Ainsi que je vous le disais, il y a une interprétation à géométrie variable selon l’arrondissement judiciaire dans lequel on se trouve, si on se trouve à Bruxelles on sera traité d’une façon si on se trouve dans un autre arrondissement wallon, on sera traité d’une autre manière, si on a une certaine couleur de peau on sera traité d’une autre manière et si on va en Flandre, c’est encore un autre monde. J’en ai parlé avec un pénaliste dont un de ses clients  s’est fait poursuivre parce qu’il avait 3 grammes de cannabis dans trois sachets différents et que cela a induit une suspicion de trafic. Cela démontre qu’on est vraiment dans une zone d’ombre qui est inacceptable dans une démocratie.
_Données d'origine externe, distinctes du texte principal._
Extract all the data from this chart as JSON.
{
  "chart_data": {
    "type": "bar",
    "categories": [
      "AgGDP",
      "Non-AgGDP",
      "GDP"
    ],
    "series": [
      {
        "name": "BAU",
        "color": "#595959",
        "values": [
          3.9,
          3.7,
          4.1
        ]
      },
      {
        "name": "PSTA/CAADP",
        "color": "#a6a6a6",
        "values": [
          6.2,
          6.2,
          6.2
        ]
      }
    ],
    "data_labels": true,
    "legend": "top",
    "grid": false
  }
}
La  réponse doit être apportée  par une loi claire et ce n’est pas le cas aujourd’hui.

C’est aussi une question de philosophie du droit : quel est le rôle du droit pénal ? Evidemment chacun a sa définition du droit pénal, elle n’est pas univoque. Selon moi, c’est un outil, un instrument qui vise à prévenir et à punir des comportements qui directement ou indirectement nuisent à la société. Et je  vais peut-être vous choquer mais la consommation d’une drogue quelle qu’elle soit, licite ou illicite que ce soit du sucre, de l’alcool, du cannabis ou de l’héroïne, cela ne nuit, a priori, qu’à la personne qui en consomme. Certains me rétorqueront que cela nuit indirectement à la sécurité sociale. C’est vrai mais alors, dans ce cas, on doit aussi parler du sucre, de l’alcool, … Par contre si des comportements consécutifs à cette consommation  doivent être considérés comme des infractions, le droit pénal doit jouer son rôle. Il y a là un problème de philosophie du droit : est-ce que le droit pénal est là pour aider des personnes qui ont une consommation problématique, est-ce que le droit pénal est là pour soigner les gens ? Chacun a sa réponse.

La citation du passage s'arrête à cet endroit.